January 1st begins on a Monday for 2018 and the perfectionist inside of me is so excited that a new year begins on the first day of the week. I know that NYE is a little overrated for some of you but I absolutely love it. I love spending the final week reflecting on the trials + triumphs of the former year along with things to strive for in the upcoming year (I also love that people use black + gold glitter to decorate everything for New Years). You can see a few of my 2017 in review posts here, here or here!

    If you were to get ahold of my phone you would see that the notes section is FILLED with lists. To-do lists, Christmas lists, a bucket list, a list of photography goals, a list of dream equipment, my 2017 goals list and now I just added my 2018 goals. So here are some lessons that I learned in 2017 - I hope you can relate! 

Lessons Learned in 2017:

     1. You are more than a number.

I just recently graduated from college. In high school I proudly sat in the front row of my graduating class as one of the top graduating students. In college I decided to take on a science major with a pre-med focus. I wanted to quit so many times but my Mom really didn't raise a quitter. Graduating from college was emotional for me for several reasons and when I left that stage I didn’t find my value in my GPA (which wasn’t bad by the way, but it wasn’t my high school one), I found my value in the life I lived during those 4 years. I grew up, I changed things about me, I strengthened my morals and I found out who I was. I am not defined by my GPA, I am not defined by the number on my student debt, I am not defined by the number on a scale and I am not defined by the number on social media.

      2. You are not everybody’s cup of tea.

I think this can be found on a cup or a pinterest board somewhere but it is so true. I spent so much of my life trying to be everybody’s everything until I learned that it’s okay not to be everybody’s anything. I am an extrovert with a strong ESFJ personality type so having a large crowd around me is where I thrive. I love listening to people, loving on people and being around people. However in 2017 I cut out some very toxic dead ends in my life. Some of these people, I completely cut out. Some of these people, I simply distanced myself from. It’s okay to plant seeds everywhere and weed out what doesn’t belong. Cultivate your grounds, there is a season for everything.
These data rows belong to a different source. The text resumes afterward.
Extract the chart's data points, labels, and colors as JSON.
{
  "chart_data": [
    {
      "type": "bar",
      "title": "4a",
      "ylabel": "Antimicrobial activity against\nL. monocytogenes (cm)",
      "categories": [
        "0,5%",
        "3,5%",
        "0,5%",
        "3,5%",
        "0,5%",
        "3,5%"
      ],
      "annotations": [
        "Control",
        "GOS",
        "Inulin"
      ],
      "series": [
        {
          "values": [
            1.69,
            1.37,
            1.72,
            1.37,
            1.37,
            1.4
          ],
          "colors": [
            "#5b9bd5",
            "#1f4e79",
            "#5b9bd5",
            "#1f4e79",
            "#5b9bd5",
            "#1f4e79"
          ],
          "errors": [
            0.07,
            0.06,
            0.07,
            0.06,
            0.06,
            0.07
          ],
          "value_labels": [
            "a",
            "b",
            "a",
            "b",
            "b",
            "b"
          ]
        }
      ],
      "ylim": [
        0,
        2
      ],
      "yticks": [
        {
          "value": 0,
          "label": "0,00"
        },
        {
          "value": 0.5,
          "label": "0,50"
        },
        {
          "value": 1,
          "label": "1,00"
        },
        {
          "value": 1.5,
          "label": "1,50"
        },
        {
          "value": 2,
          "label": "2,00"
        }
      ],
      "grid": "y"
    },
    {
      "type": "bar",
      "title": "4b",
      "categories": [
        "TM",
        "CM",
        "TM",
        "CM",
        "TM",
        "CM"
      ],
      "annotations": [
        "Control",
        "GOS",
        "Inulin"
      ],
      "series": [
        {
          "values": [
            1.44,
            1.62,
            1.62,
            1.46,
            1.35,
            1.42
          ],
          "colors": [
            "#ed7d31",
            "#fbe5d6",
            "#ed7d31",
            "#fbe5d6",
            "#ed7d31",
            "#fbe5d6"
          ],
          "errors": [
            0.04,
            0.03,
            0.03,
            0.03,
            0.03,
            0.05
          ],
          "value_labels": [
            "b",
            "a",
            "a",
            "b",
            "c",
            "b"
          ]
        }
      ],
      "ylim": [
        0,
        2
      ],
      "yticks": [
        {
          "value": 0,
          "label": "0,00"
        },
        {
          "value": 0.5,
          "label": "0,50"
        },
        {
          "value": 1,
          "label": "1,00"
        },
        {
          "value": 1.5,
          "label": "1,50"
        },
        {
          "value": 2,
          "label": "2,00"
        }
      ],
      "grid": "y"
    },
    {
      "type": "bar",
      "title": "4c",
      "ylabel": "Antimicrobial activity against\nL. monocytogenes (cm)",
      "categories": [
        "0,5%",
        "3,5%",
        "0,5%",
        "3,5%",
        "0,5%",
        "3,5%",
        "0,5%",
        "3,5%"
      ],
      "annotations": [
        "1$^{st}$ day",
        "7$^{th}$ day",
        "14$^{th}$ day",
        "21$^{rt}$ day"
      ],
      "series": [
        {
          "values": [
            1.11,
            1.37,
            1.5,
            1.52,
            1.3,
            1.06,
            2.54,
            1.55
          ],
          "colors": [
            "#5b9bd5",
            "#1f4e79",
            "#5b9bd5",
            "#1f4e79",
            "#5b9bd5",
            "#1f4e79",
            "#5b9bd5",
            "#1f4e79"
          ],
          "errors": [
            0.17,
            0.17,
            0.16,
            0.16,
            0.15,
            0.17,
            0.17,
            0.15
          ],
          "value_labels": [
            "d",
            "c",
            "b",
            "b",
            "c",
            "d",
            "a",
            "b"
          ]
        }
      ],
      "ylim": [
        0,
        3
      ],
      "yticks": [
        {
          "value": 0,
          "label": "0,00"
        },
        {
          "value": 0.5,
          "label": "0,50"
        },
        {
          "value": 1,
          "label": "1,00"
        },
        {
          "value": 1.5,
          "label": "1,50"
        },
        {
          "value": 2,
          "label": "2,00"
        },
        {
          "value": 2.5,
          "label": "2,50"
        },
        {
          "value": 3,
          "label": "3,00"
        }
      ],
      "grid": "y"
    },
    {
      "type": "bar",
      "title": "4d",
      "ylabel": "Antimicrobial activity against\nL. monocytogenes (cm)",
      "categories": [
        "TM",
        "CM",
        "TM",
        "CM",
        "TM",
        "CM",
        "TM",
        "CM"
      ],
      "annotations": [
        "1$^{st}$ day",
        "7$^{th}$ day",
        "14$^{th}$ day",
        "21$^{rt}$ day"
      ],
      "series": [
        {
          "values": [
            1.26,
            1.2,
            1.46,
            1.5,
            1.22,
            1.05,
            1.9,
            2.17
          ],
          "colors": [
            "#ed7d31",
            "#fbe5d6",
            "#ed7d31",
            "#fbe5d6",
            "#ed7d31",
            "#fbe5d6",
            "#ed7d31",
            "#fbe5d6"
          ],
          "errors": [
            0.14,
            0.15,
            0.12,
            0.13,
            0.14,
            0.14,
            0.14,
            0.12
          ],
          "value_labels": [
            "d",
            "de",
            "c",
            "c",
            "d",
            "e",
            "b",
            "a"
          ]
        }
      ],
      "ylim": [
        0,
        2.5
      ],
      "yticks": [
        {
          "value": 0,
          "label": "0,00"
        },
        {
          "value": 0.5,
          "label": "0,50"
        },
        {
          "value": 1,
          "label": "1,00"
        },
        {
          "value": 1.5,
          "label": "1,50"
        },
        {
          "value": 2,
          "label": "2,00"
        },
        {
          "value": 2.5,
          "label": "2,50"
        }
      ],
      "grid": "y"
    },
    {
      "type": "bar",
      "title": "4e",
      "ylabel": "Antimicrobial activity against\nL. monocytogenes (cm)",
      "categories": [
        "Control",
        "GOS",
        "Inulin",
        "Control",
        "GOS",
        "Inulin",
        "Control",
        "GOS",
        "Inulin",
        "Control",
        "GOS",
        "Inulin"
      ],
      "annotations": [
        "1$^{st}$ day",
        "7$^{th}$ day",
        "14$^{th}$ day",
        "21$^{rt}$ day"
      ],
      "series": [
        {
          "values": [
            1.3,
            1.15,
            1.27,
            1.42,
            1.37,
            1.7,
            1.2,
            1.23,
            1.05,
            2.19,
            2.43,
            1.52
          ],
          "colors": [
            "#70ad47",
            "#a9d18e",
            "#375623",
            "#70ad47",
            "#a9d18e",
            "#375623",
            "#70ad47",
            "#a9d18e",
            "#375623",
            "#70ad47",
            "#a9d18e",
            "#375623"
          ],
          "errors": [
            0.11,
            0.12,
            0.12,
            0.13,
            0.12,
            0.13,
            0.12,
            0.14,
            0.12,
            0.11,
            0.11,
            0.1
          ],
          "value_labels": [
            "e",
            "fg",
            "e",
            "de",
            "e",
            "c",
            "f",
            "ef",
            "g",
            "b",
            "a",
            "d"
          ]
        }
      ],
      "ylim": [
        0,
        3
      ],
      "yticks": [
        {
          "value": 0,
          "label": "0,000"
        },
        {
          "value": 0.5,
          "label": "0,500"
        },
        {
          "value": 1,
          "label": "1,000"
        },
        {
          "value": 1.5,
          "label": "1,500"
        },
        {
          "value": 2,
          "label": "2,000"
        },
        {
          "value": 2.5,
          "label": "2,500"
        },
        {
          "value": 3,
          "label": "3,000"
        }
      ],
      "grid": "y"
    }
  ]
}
      3. It’s okay to cross oceans for people who don’t deserve it AND it’s okay to say no.

I’m still struggling with this one. In the same sense that I want to be the perfect person for everybody’s needs, I also want to be able to give them whatever they need. I want to cross oceans for my enemies and I want to continue to love those who don’t deserve it because that’s what selfless, merciful and everlasting love is all about. I also know how important it is to remember to take time to fill up your own cup. After so many weeks of pouring out onto everybody else, you leave yourself empty. Find some time for self love and don’t be afraid to say no. The biggest reason I believe in saying no is because once your cup is empty, your heart becomes a bit hardened and your patience wears a little thin. It’s important to refuel yourself.

    4. Everything doesn’t need a response.

Choose your battles wisely, every fight isn’t worth fighting for. I’ve learned to let go of things that I truly do not need to spend anymore time and heart on. Our days are numbered and our seconds are counted - spend your time promoting what you love instead of bashing what you hate. Some situations truly do not deserve your time.

    5. Your circumstances do not define you- your attitude does.

I went through something earlier this year that was so painful and scary that I still haven’t talked about it. I believe that God allowed this situation to happen for a reason and I believe that one day I will be able to share it as a testimony. I think that we often allow our bad days to determine the path of our lives. There are seasons for rejoicing and seasons for sorrow. A bad season doesn’t determine a bad life. Having a good attitude isn’t easy but your perception is your reality.